Question

A circle is centered at the point O (0,0) and has a radius of the square root of 38?

Answer 1

Answer:

The point (6,1) lies inside the circle.

Step-by-step explanation:

Equation of a Circle

A circle centered at the point (h,k) and with radius r, can be expressed with the equation:

$(x-h)^2+(y-k)^2=r^2$

The center of the given circle is (0,0) and the radius is $r=\sqrt{38}$, thus the equation of the circle is:

$(x-0)^2+(y-0)^2=(\sqrt{38})^2$

Simplifying:

$x^2+y^2=38$

Each point (x,y) meeting the condition of the equation lies exactly on its circumference. For example, the point $(\sqrt{2},6)$ belongs to the circumference, but the origin (0,0) is inside the circle, and the point (5,5) is outside the circle.

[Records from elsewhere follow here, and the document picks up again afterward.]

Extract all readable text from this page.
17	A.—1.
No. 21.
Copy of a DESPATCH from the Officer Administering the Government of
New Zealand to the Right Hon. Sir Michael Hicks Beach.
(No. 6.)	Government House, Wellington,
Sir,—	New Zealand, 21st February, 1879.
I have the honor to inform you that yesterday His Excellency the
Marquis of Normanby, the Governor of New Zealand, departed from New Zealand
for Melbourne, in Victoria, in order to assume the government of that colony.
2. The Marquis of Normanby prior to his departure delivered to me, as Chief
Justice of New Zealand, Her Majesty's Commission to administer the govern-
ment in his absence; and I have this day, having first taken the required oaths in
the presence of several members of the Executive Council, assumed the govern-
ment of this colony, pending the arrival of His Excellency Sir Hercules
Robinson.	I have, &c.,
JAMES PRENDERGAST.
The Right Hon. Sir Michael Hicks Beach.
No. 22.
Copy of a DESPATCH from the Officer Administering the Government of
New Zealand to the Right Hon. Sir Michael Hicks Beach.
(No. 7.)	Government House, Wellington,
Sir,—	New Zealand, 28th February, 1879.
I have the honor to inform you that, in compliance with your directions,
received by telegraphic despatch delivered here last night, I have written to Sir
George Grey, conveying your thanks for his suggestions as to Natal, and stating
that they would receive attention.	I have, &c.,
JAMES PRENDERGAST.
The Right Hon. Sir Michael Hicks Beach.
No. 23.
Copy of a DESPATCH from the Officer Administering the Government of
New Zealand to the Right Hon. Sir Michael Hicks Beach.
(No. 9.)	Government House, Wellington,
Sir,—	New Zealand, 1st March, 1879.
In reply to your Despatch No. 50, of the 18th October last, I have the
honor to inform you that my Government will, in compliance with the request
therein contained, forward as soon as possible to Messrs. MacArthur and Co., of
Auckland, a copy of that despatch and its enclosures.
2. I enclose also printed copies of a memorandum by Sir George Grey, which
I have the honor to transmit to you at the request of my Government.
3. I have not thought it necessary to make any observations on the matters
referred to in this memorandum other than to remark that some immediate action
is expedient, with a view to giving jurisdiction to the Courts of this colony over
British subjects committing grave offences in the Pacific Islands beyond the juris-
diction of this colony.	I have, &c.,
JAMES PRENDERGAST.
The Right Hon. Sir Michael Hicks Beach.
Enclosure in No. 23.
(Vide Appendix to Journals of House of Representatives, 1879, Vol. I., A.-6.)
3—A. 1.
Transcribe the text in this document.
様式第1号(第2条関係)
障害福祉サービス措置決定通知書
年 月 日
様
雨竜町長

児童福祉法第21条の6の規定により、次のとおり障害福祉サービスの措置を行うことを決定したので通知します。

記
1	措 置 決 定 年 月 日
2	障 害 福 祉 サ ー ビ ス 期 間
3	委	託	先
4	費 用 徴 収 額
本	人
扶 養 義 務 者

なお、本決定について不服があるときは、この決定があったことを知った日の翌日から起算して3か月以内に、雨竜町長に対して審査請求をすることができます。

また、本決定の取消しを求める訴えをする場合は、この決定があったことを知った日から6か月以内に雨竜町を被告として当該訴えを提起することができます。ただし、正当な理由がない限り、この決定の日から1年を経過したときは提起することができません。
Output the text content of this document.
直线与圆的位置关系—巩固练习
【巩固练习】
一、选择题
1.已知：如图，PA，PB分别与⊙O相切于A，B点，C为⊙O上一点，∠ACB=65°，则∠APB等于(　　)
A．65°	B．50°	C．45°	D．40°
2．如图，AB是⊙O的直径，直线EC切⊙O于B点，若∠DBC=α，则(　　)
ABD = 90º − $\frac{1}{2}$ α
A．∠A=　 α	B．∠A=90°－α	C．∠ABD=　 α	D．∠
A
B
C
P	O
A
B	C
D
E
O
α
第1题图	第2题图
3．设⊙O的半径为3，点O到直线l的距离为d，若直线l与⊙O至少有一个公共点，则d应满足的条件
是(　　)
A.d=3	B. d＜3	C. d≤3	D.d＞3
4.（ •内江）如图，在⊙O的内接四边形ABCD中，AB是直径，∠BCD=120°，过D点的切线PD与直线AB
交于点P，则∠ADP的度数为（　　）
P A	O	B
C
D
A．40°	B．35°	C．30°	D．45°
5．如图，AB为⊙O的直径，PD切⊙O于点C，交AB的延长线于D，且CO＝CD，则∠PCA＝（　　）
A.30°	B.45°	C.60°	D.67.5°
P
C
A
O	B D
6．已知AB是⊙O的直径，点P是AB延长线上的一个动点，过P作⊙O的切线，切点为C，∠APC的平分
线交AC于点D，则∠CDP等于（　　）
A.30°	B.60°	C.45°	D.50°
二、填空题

We can tell the difference by evaluating the equation at each point. For the first point $(\sqrt{2},6)$, the equation is:

$(\sqrt{2})^2+6^2=2+36=38$

The equation is satisfied.

For the origin (0,0):

$0^2+0^2=0$

For the point (5,5):

$5^2+5^2=50$

We can conclude that if the left side is greater than 38, the point is outside the circle, if it's less than 38, the point is inside the circle.

Let's test the point (6,1):

$6^2+1^2=37$

The point (6,1) lies inside the circle.